I say, ‘Sorry,’ at the same time as the guy says, ‘Yeah, all right then!’
Cara turns to me. ‘You see? Where was the creativity, the hustle, the magic?’ The man clears his throat and Cara turns back to him. ‘Did you want something?’
‘Err, no,’ he says before walking away.
‘I believe in magic,’ I say. I touch my phone before I realize what I’m doing. Cara downs the rest of her drink.
‘Oh God, I can’t believe you’re gonna make me go all Oprah on you. You know how much I hate that shit.’
‘What do you mean?’ I ask.
She sighs. ‘What have you done for you since the break-up?’
‘Loads,’ I say. I tick the points off on my fingers. ‘I’ve signed up for a h
alf-marathon, I’ve just come back from a retreat …’ Cara makes a face like she ate something rotten. ‘Also, I’ve got a business coach.’ I try not to smile too widely but I do seem to be on a bit of a roll.
‘For what business?’ asks Cara.
‘The one I’m starting,’ I say.
‘Why are you starting a business? I thought you wanted to be a singer?’
‘Yes, but I’m not sure how practical that is. I mean, singing would be great but I don’t have any access to that world; this way I can build the life I want.’ As I’m talking Cara raises her arm in the air and holds a peace sign above her head. When I see the barman spring into action behind her I realize she’s ordering us fresh drinks.
‘I’m an events organizer, babe; if you want a link into performing, I’ll get you one. I haven’t before because I thought you were kinda committed to the old married lady vibe.’ Cara starts to look through the contacts on her phone.

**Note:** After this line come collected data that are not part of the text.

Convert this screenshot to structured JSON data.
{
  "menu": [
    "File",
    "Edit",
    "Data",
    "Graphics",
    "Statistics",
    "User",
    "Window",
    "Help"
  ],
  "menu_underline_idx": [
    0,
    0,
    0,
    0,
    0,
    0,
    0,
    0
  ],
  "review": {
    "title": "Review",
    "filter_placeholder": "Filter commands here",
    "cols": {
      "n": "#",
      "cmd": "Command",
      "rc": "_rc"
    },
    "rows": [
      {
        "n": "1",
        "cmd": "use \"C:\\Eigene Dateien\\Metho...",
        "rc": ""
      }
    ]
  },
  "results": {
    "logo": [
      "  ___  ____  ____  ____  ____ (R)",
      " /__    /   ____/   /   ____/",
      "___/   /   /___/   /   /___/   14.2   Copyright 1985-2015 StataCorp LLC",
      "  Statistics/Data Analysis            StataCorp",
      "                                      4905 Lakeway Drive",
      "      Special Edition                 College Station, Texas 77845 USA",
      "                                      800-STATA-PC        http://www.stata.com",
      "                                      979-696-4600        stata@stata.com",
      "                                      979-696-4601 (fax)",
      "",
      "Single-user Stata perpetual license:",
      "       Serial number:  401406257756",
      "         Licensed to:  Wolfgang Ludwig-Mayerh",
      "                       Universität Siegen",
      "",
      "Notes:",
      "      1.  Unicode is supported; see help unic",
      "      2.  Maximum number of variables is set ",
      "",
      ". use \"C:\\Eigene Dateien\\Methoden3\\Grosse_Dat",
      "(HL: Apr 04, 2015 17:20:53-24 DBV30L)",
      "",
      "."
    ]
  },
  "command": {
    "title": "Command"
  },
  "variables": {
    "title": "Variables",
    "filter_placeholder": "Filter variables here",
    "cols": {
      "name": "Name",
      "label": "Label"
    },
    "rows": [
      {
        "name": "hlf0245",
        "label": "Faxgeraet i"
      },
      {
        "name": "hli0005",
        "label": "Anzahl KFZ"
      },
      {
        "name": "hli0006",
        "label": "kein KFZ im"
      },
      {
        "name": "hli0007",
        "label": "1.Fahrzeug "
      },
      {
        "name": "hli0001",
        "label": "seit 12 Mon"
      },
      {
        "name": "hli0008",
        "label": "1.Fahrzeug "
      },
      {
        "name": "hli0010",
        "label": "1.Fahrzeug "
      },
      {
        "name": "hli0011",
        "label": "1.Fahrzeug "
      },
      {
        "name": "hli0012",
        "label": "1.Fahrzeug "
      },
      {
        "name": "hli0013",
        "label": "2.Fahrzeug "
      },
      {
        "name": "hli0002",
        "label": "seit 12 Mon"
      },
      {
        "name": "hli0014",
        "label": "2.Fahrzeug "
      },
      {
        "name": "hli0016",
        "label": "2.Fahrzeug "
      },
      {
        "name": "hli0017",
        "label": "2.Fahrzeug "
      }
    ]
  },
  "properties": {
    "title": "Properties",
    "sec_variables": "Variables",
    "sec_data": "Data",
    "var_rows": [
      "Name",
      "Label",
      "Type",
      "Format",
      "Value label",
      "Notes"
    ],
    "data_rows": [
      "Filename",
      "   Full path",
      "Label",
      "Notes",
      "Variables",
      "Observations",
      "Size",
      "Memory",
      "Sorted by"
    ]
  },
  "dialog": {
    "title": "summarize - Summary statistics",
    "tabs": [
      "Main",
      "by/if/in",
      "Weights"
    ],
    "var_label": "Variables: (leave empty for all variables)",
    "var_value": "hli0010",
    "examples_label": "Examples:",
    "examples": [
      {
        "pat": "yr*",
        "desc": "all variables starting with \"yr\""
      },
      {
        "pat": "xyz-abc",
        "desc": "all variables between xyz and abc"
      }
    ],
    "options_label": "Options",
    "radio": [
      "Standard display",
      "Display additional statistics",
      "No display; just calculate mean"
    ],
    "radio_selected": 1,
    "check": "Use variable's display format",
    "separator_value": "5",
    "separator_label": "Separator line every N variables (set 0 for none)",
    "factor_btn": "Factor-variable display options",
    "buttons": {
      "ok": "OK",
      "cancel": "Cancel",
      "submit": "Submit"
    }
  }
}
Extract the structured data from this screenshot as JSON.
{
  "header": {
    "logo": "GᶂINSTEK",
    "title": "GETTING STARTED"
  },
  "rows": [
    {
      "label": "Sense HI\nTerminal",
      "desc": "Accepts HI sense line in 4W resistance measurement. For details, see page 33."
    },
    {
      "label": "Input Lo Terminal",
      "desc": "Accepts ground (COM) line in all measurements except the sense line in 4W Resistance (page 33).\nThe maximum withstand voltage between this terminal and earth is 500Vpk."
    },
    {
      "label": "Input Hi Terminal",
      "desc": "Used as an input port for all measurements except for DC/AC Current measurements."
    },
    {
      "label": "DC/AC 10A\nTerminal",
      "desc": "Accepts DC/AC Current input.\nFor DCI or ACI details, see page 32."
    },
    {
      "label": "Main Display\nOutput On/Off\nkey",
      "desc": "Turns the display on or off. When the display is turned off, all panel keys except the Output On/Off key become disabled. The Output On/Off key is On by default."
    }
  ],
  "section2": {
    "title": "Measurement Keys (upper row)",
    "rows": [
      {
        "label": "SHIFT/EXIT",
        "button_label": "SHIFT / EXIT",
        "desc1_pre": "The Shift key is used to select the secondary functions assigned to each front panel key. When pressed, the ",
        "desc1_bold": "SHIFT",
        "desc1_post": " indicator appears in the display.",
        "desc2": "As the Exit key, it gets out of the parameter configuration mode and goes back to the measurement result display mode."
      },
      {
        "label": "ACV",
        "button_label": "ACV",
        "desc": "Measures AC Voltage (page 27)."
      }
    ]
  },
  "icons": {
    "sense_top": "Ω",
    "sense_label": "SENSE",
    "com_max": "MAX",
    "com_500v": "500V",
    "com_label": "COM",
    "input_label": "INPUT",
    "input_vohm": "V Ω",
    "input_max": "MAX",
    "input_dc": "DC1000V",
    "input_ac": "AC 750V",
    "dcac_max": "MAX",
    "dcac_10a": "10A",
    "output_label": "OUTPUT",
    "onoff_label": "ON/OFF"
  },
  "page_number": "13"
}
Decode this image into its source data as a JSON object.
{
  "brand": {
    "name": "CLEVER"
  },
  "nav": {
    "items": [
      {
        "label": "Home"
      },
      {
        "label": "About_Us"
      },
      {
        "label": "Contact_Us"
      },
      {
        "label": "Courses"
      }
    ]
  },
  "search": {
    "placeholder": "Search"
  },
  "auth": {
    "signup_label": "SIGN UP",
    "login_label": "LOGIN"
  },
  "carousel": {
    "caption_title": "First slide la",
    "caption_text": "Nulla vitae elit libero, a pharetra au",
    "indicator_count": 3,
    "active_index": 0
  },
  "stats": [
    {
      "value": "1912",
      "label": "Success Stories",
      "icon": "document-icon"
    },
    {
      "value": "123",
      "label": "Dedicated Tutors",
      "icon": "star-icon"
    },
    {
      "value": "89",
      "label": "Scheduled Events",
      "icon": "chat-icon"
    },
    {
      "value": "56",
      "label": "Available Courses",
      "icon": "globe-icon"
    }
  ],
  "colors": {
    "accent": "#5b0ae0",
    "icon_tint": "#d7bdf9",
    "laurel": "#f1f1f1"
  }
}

I wave my hand no. ‘It’s OK—’
‘I’m gonna send you to Marc,’ says Cara. ‘He’ll look after you – besides, he owes me.’
‘The thing is I’m not sure it’s what I want …’ The barman places two tall rum and ginger ales in front of us.
‘Thanks, darling,’ says Cara, and then she says to me, ‘If it’s not what you want, sack it off. You’ve had some practice at that recently.’ I’d like to be enthusiastic but singing means travel and late nights, something that’s tough to do as a single parent, and more to the point not the best plan when you’re about to meet the love of your life.
I try to distract Cara: ‘What’s going on with you, anyway, what are you working on?’
‘Don’t try to distract me,’ says Cara, still fiddling with her phone. ‘There, I’ve sent Marc your details, I’ve told him you’re kinda funky, kinda jazzy, kinda rocky cause I wouldn’t know.’ She swallows half her drink. ‘I’m good, thanks for asking. I’ve not picked up any new projects ’cause I’m going abroad for a bit, see if I can get anything going in Stockholm.’